Analyze this phase portrait:

![Trajectories approach the origin in a spiral fashion].

Identify the equilibrium type and characterize the eigenvalues.

Consider this phase portrait:

![Trajectories approach along one axis and repel along the perpendicular axis].

Classify the equilibrium at the origin and specify the eigenvalues.

Examine the phase portrait below:

![Trajectories spiral outward away from the origin].

Determine the type of equilibrium and describe the eigenvalues.

The diagram shows:

![Closed circular orbits around the origin].

Identify the equilibrium type and nature of its eigenvalues.

Look at this phase portrait:

![Trajectories repel from the origin tangent to a single line and then diverge].

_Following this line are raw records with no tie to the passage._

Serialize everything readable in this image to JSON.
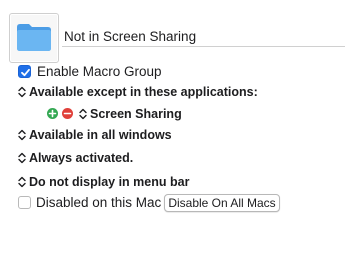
{
  "group": {
    "name": "Not in Screen Sharing",
    "icon": "folder-icon"
  },
  "enable_macro_group": {
    "label": "Enable Macro Group",
    "checked": true
  },
  "conditions": {
    "applications_popup": "Available except in these applications:",
    "applications": [
      {
        "name": "Screen Sharing"
      }
    ],
    "windows_popup": "Available in all windows",
    "activation_popup": "Always activated.",
    "menu_bar_popup": "Do not display in menu bar"
  },
  "disabled_on_mac": {
    "label": "Disabled on this Mac",
    "checked": false
  },
  "disable_all_button": {
    "label": "Disable On All Macs"
  },
  "colors": {
    "accent": "#1f6fe8",
    "folder": "#5aa9ec",
    "add": "#34a853",
    "remove": "#e0403a"
  }
}
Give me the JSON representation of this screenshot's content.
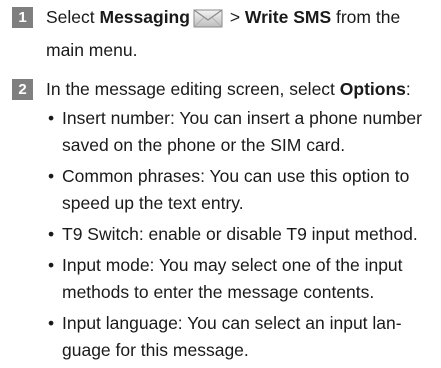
{
  "steps": [
    {
      "number": "1",
      "pre": "Select ",
      "bold1": "Messaging",
      "icon": "envelope-icon",
      "mid": " > ",
      "bold2": "Write SMS",
      "post": " from the main menu."
    },
    {
      "number": "2",
      "pre": "In the message editing screen, select ",
      "bold1": "Options",
      "post": ":",
      "items": [
        "Insert number: You can insert a phone number saved on the phone or the SIM card.",
        "Common phrases: You can use this option to speed up the text entry.",
        "T9 Switch: enable or disable T9 input method.",
        "Input mode: You may select one of the input methods to enter the message contents.",
        "Input language: You can select an input lan- guage for this message."
      ]
    }
  ]
}
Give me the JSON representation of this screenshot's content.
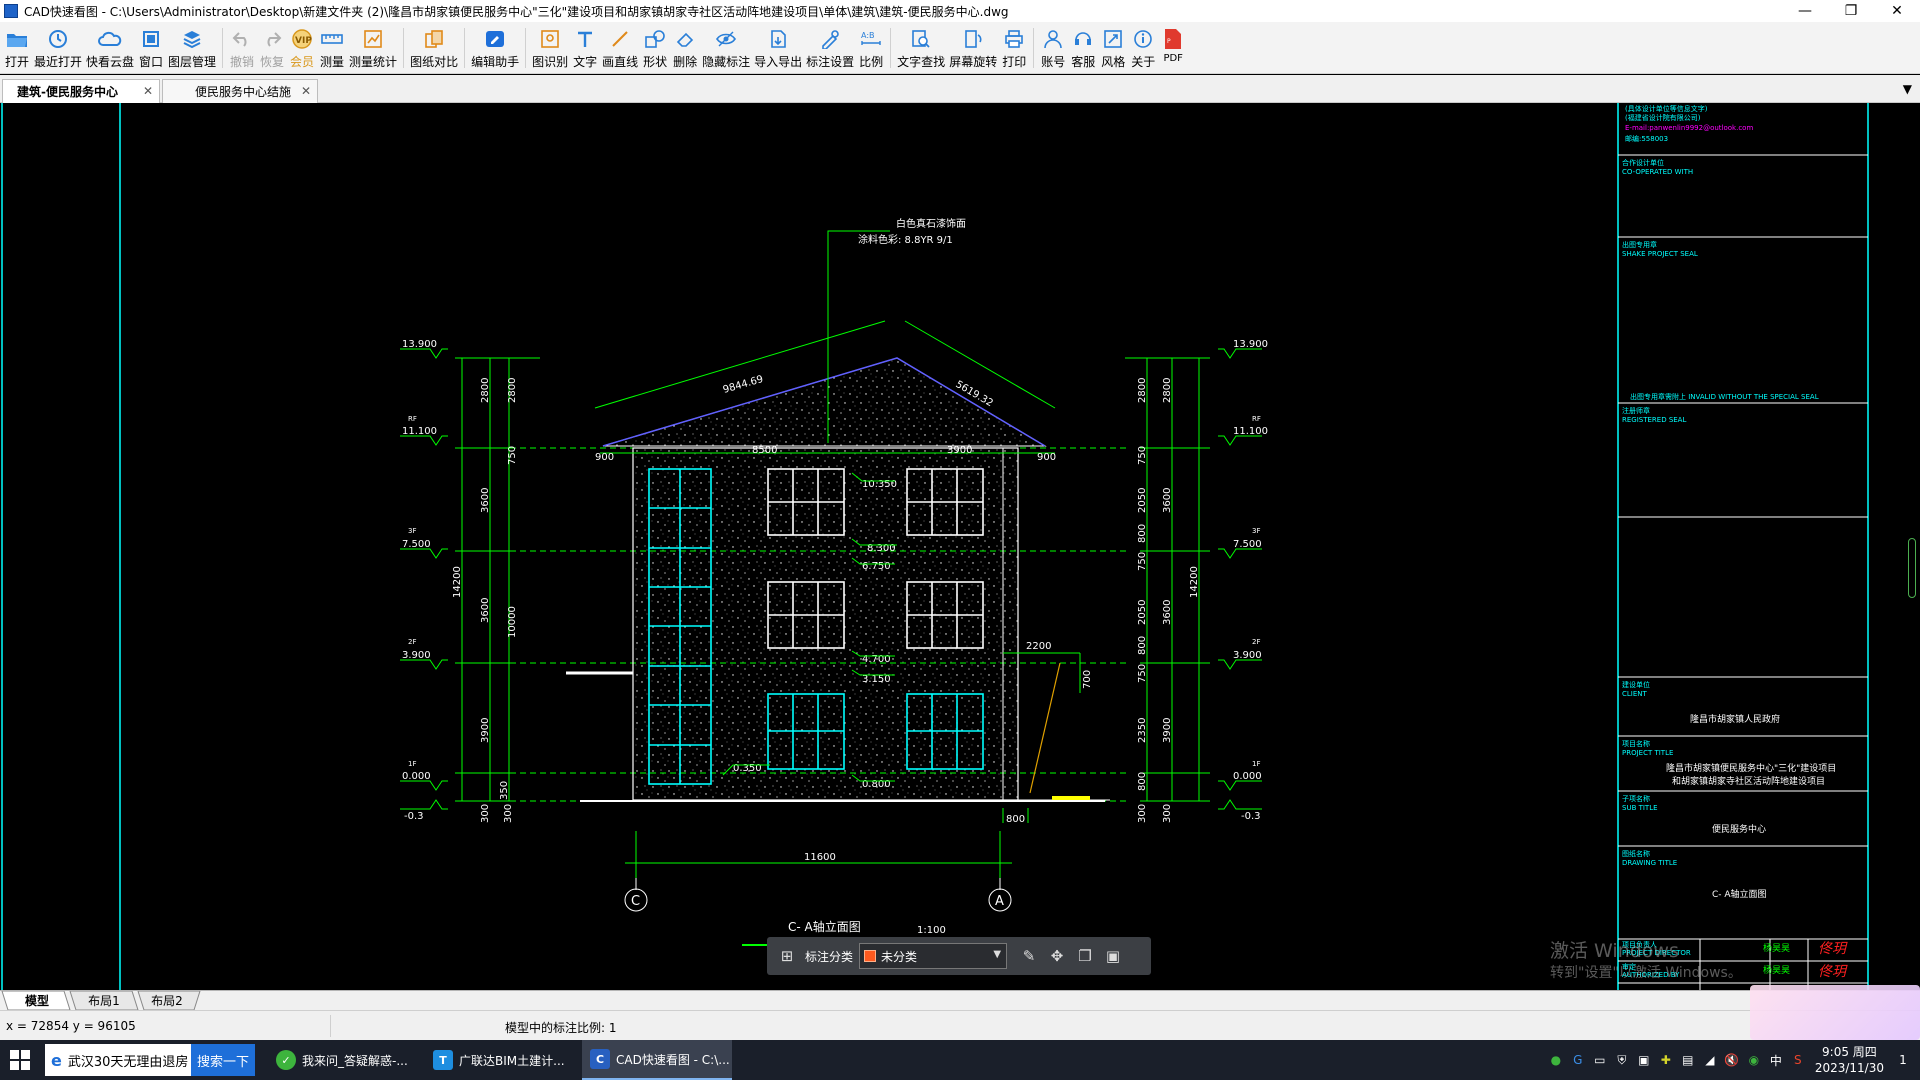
{
  "window": {
    "title": "CAD快速看图 - C:\\Users\\Administrator\\Desktop\\新建文件夹 (2)\\隆昌市胡家镇便民服务中心\"三化\"建设项目和胡家镇胡家寺社区活动阵地建设项目\\单体\\建筑\\建筑-便民服务中心.dwg",
    "controls": {
      "minimize": "—",
      "maximize": "❐",
      "close": "✕"
    }
  },
  "toolbar": [
    {
      "label": "打开",
      "icon": "open-folder-icon"
    },
    {
      "label": "最近打开",
      "icon": "recent-icon"
    },
    {
      "label": "快看云盘",
      "icon": "cloud-icon"
    },
    {
      "label": "窗口",
      "icon": "window-icon"
    },
    {
      "label": "图层管理",
      "icon": "layers-icon"
    },
    {
      "label": "撤销",
      "icon": "undo-icon",
      "disabled": true
    },
    {
      "label": "恢复",
      "icon": "redo-icon",
      "disabled": true
    },
    {
      "label": "会员",
      "icon": "vip-icon",
      "vip": true
    },
    {
      "label": "测量",
      "icon": "measure-icon"
    },
    {
      "label": "测量统计",
      "icon": "measure-stats-icon"
    },
    {
      "label": "图纸对比",
      "icon": "compare-icon"
    },
    {
      "label": "编辑助手",
      "icon": "edit-assistant-icon"
    },
    {
      "label": "图识别",
      "icon": "recognize-icon"
    },
    {
      "label": "文字",
      "icon": "text-icon"
    },
    {
      "label": "画直线",
      "icon": "line-icon"
    },
    {
      "label": "形状",
      "icon": "shape-icon"
    },
    {
      "label": "删除",
      "icon": "eraser-icon"
    },
    {
      "label": "隐藏标注",
      "icon": "hide-annotation-icon"
    },
    {
      "label": "导入导出",
      "icon": "import-export-icon"
    },
    {
      "label": "标注设置",
      "icon": "annotation-settings-icon"
    },
    {
      "label": "比例",
      "icon": "scale-icon"
    },
    {
      "label": "文字查找",
      "icon": "text-search-icon"
    },
    {
      "label": "屏幕旋转",
      "icon": "rotate-screen-icon"
    },
    {
      "label": "打印",
      "icon": "print-icon"
    },
    {
      "label": "账号",
      "icon": "account-icon"
    },
    {
      "label": "客服",
      "icon": "support-icon"
    },
    {
      "label": "风格",
      "icon": "style-icon"
    },
    {
      "label": "关于",
      "icon": "about-icon"
    },
    {
      "label": "PDF",
      "icon": "pdf-icon"
    }
  ],
  "doc_tabs": [
    {
      "label": "建筑-便民服务中心",
      "active": true
    },
    {
      "label": "便民服务中心结施",
      "active": false
    }
  ],
  "drawing": {
    "title_label": "C- A轴立面图",
    "scale_label": "1:100",
    "note_line1": "白色真石漆饰面",
    "note_line2": "涂料色彩: 8.8YR 9/1",
    "left_levels": [
      {
        "name": "",
        "value": "13.900"
      },
      {
        "name": "RF",
        "value": "11.100"
      },
      {
        "name": "3F",
        "value": "7.500"
      },
      {
        "name": "2F",
        "value": "3.900"
      },
      {
        "name": "1F",
        "value": "0.000"
      },
      {
        "name": "",
        "value": "-0.3"
      }
    ],
    "right_levels": [
      {
        "name": "",
        "value": "13.900"
      },
      {
        "name": "RF",
        "value": "11.100"
      },
      {
        "name": "3F",
        "value": "7.500"
      },
      {
        "name": "2F",
        "value": "3.900"
      },
      {
        "name": "1F",
        "value": "0.000"
      },
      {
        "name": "",
        "value": "-0.3"
      }
    ],
    "left_dims_outer": [
      "2800",
      "3600",
      "3600",
      "3900",
      "350"
    ],
    "left_dims_mid": [
      "14200",
      "10000"
    ],
    "left_dims_inner": [
      "2800",
      "750",
      "3600",
      "3900"
    ],
    "left_bottom_dims": [
      "300",
      "300"
    ],
    "right_dims_inner": [
      "2800",
      "750",
      "2050",
      "800",
      "750",
      "2050",
      "800",
      "750",
      "2350",
      "800"
    ],
    "right_dims_mid": [
      "2800",
      "3600",
      "3600",
      "3900"
    ],
    "right_dims_outer": [
      "14200"
    ],
    "right_bottom_dims": [
      "300",
      "300"
    ],
    "roof_dims": [
      "9844.69",
      "5619.32"
    ],
    "top_dims": [
      "900",
      "8500",
      "3900",
      "900"
    ],
    "inner_levels": [
      "10.350",
      "8.300",
      "6.750",
      "4.700",
      "3.150",
      "0.350",
      "0.800"
    ],
    "side_dims": [
      "2200",
      "700",
      "800"
    ],
    "bottom_dim": "11600",
    "axis_left": "C",
    "axis_right": "A"
  },
  "title_block": {
    "lines_top": [
      "(具体设计单位等信息文字)",
      "(福建省设计院有限公司)",
      "E-mail:panwenlin9992@outlook.com",
      "邮编:558003"
    ],
    "co_label_cn": "合作设计单位",
    "co_label_en": "CO-OPERATED WITH",
    "seal_label_cn": "出图专用章",
    "seal_label_en": "SHAKE PROJECT SEAL",
    "seal_note": "出图专用章需附上 INVALID WITHOUT THE SPECIAL SEAL",
    "reg_label_cn": "注册师章",
    "reg_label_en": "REGISTERED SEAL",
    "client_cn": "建设单位",
    "client_en": "CLIENT",
    "client_value": "隆昌市胡家镇人民政府",
    "project_cn": "项目名称",
    "project_en": "PROJECT TITLE",
    "project_value1": "隆昌市胡家镇便民服务中心\"三化\"建设项目",
    "project_value2": "和胡家镇胡家寺社区活动阵地建设项目",
    "sub_cn": "子项名称",
    "sub_en": "SUB TITLE",
    "sub_value": "便民服务中心",
    "drawing_cn": "图纸名称",
    "drawing_en": "DRAWING TITLE",
    "drawing_value": "C- A轴立面图",
    "director_cn": "项目负责人",
    "director_en": "PROJECT DIRECTOR",
    "auth_cn": "审定",
    "auth_en": "AUTHORIZED BY",
    "sign_name": "杨昊昊"
  },
  "float_toolbar": {
    "label": "标注分类",
    "select_value": "未分类",
    "swatch_color": "#ff5a1f"
  },
  "layout_tabs": [
    "模型",
    "布局1",
    "布局2"
  ],
  "status": {
    "coords": "x = 72854  y = 96105",
    "scale_text": "模型中的标注比例: 1"
  },
  "watermark": {
    "line1": "激活 Windows",
    "line2": "转到\"设置\"以激活 Windows。"
  },
  "taskbar": {
    "search_text": "武汉30天无理由退房",
    "search_button": "搜索一下",
    "apps": [
      {
        "label": "我来问_答疑解惑-...",
        "icon": "browser-icon",
        "color": "#3db43d"
      },
      {
        "label": "广联达BIM土建计...",
        "icon": "glodon-icon",
        "color": "#1e8ee0"
      },
      {
        "label": "CAD快速看图 - C:\\...",
        "icon": "cad-icon",
        "color": "#2860c0"
      }
    ],
    "time": "9:05 周四",
    "date": "2023/11/30",
    "ime": "中",
    "notification_count": "1"
  },
  "colors": {
    "cyan": "#00ffff",
    "green": "#00ff00",
    "yellow": "#ffff00",
    "white": "#ffffff",
    "magenta": "#ff00ff",
    "blue": "#4040ff"
  }
}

Classify the equilibrium and eigenvalues.

Study the phase portrait:

![Trajectories approach the origin tangent to a single line and then merge].

Determine the equilibrium type and eigenvalue nature.

Examine this phase portrait:

![Trajectories spiral inward but slow down, approaching axes more slowly].

Determine the equilibrium type and characterize the eigenvalues.

Consider this phase portrait:

![Trajectories spiral outward and wrap more tightly near the origin].

Identify the equilibrium type and describe the eigenvalues.

Analyze the portrait below:

![Trajectories approach from one direction in a curved path and leave on the same direction].

Classify the equilibrium and specify eigenvalues.

Observe the phase portrait:

![Trajectories spiral outward in one quadrant and inward in the opposite quadrant].

Determine the equilibrium type and eigenvalues.